|just plain uncomfortable with job search
Feb 15, 2012
Its an old question I know. Out on disability for 15 years now.At the time I became ill and was put on "emergency medical leave" and forced on cobra. Call it what you want. I was fired. Plain and simple. My meds last year alone were $38,000.00. Compliments of CDAP. What company in their right mind would hire me? I am not comfortable with omitting this huge issue in my life but I will to return to work. What is the best method for making sure they don't find out? I can be fired for lying about work history, however I will be "let go" when they find out the enormous cost of hiring me anyway. I was employee of the year at my last place of employment. So my resume looks like I went to jail or something. How does one explain this to a Human Resource director? Can I stop them from looking up previous Tax info or credit reports? Should I just wait to see what happens with health care reforms? A friend in my HIV support group jokingly says "apply for jobs everywhere and take a lawyer with you" Funny but not reasonable. Thank you for all you do for us. I really appreciate the service you provide for us and the time and energy you and the others put in to this and the other forums. Forging ahead...
| Response from Ms. Douaihy
Your friend is right in one way: you have legal rights even in applying for a job and it's important to protect them! It is actually illegal for a potential employer to ask about your HIV status in a job interview, so if they do ask you do not have to answer. However, if you do choose to disclose, as long as you are otherwise eligible for an available job, you cannot be refused the job solely due to your status. Federal and state anti-discrimination law prohibit employers for taking adverse actions against employees or potential employees who are otherwise qualified. So if you have relevant experience and are capable of performing essential functions of a job, the "cost" of employing you simply cannot play a role.

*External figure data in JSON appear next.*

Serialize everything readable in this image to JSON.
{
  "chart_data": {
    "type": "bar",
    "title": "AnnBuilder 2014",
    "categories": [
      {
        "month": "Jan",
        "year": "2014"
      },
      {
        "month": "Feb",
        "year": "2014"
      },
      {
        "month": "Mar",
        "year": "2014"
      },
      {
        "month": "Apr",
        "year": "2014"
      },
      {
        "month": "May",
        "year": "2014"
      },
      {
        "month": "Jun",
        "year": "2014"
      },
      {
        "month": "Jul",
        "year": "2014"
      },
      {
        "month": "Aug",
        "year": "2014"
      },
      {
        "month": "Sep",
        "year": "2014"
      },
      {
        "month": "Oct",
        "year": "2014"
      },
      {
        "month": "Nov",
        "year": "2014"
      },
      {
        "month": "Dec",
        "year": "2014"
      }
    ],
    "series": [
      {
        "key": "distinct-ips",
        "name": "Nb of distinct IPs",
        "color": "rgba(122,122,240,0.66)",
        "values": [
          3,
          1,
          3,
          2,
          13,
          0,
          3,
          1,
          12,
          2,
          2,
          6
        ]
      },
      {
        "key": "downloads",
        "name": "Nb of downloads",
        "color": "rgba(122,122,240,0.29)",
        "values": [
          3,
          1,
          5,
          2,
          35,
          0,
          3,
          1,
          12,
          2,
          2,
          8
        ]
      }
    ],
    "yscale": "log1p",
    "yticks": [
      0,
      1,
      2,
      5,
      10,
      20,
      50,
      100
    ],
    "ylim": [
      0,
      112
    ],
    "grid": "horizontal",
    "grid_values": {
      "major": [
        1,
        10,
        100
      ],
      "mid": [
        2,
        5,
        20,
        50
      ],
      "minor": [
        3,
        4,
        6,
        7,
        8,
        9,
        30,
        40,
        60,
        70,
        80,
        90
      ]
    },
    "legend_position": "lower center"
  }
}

My best advice to you now is to stay persistent! Look for job openings in your field and apply, apply, apply. I'd also suggest updating your resume with any volunteer activities you engaged in during your 15 year work gap. Think creatively, and take advantage of HIV/AIDS support organizations in your area who may be able to help you with your resume. When you do succeed in getting a job, you are correct that you mustn't lie on insurance forms. But whatever you write on those forms may not be adversely used against you, to fire you or "let you go." If you believe that you were not hired solely because of your status, or fired because of it, or experience any other prejudicial treatment by a potential employer, you can file a claim of discrimination with the Equal Employment Opportunity Commission, your state Division of Human Rights or contemplate a private lawsuit. You can ask to have your job back in addition to money damages. I wish you good luck in this next chapter.